MSTR share price $455.90 Trading level on July 16, 2025.
MSTR share price $98.59 Approximate level as of June 24, 2026.

MSTR’s decline was attributed to its role as a leveraged bitcoin proxy, corporate-level frictions and the way it historically amplified bitcoin’s upside before amplifying downside during the downturn. MSTR was described as a high-beta bitcoin proxy that historically moved two to three times BTC’s gain or more during rallies.

BlackRock’s IBIT was presented as a cleaner BTC exposure because it is a pure, unlevered spot bitcoin ETF designed to track BTC’s spot price minus a modest expense ratio. MSTR, by contrast, was described as a leveraged, actively managed corporate bitcoin treasury play.

IBIT’s structure was contrasted with Strategy’s use of billions of dollars in new common-share issuance through at-the-market programs to keep buying bitcoin. IBIT share creation is driven by arbitrageurs, which lets it track BTC more cleanly.

The central market question is whether Strategy can keep financing its structure while BTC trades below cost basis, STRC remains below par and MSTR continues to trade like a leveraged risk asset. One line captured that pressure directly: “Markets are not punishing Strategy for holding bitcoin. They are pricing in the cost of holding it this way.”

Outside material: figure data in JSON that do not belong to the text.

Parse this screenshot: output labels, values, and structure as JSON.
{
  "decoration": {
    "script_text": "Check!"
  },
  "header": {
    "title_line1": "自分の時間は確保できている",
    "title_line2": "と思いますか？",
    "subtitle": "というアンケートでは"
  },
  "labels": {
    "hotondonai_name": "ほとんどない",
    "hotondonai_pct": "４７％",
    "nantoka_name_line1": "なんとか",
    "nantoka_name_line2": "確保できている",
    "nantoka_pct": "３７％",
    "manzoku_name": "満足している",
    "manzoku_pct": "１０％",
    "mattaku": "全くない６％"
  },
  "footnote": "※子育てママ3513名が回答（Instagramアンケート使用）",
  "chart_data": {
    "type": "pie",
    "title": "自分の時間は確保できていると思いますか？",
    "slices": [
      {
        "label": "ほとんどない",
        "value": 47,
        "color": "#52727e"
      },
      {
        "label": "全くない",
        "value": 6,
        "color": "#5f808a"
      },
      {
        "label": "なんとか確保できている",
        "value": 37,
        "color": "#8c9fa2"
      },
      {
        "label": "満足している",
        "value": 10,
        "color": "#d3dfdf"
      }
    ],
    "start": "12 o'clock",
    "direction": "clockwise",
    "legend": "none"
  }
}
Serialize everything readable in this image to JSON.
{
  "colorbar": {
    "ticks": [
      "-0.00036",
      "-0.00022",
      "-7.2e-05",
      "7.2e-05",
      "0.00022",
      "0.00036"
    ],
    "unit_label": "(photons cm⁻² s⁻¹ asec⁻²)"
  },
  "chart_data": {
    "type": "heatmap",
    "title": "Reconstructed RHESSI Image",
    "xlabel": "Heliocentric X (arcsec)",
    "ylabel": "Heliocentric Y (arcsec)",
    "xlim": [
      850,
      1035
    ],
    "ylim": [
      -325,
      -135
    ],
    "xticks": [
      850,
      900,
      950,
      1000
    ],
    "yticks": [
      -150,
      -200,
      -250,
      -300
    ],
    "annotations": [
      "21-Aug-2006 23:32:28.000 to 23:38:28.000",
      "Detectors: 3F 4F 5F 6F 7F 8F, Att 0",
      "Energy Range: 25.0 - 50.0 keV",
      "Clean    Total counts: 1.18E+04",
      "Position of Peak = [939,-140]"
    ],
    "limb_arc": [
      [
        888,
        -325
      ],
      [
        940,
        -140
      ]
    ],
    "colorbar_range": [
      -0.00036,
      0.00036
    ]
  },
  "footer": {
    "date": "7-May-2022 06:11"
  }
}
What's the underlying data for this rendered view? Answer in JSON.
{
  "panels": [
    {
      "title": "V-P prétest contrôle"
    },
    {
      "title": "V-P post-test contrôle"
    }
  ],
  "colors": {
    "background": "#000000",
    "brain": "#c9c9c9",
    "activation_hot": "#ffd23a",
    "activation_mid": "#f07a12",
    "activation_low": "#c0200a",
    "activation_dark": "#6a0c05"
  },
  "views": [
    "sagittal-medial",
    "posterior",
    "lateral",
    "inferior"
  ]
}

Every new MSTR share issuance dilutes existing holders, every STRC discount signals higher demanded risk compensation, and every week BTC trades below Strategy’s cost basis makes the model more fragile. Michael Saylor and company have repeatedly said Strategy is not facing immediate danger, but the analysis warned that when leverage is involved and the underlying asset keeps falling, “the distance between confidence and distress can narrow quickly.”

FAQ

Why did CryptoQuant say Strategy should pause bitcoin purchases?

To rebuild cash reserves and restore STRC dividend coverage before adding more bitcoin exposure.

Why is STRC trading below par?

Moreno linked the discount to bitcoin pressure and Strategy’s reduced cash reserves.

Does Strategy have to sell bitcoin to support STRC?

Moreno said Strategy is not obligated to sell bitcoin to support STRC.

What is the main risk for MSTR holders?

MSTR is behaving like a leveraged bitcoin proxy, amplifying downside during the drawdown.

This article has been refined and enhanced by ChatGPT.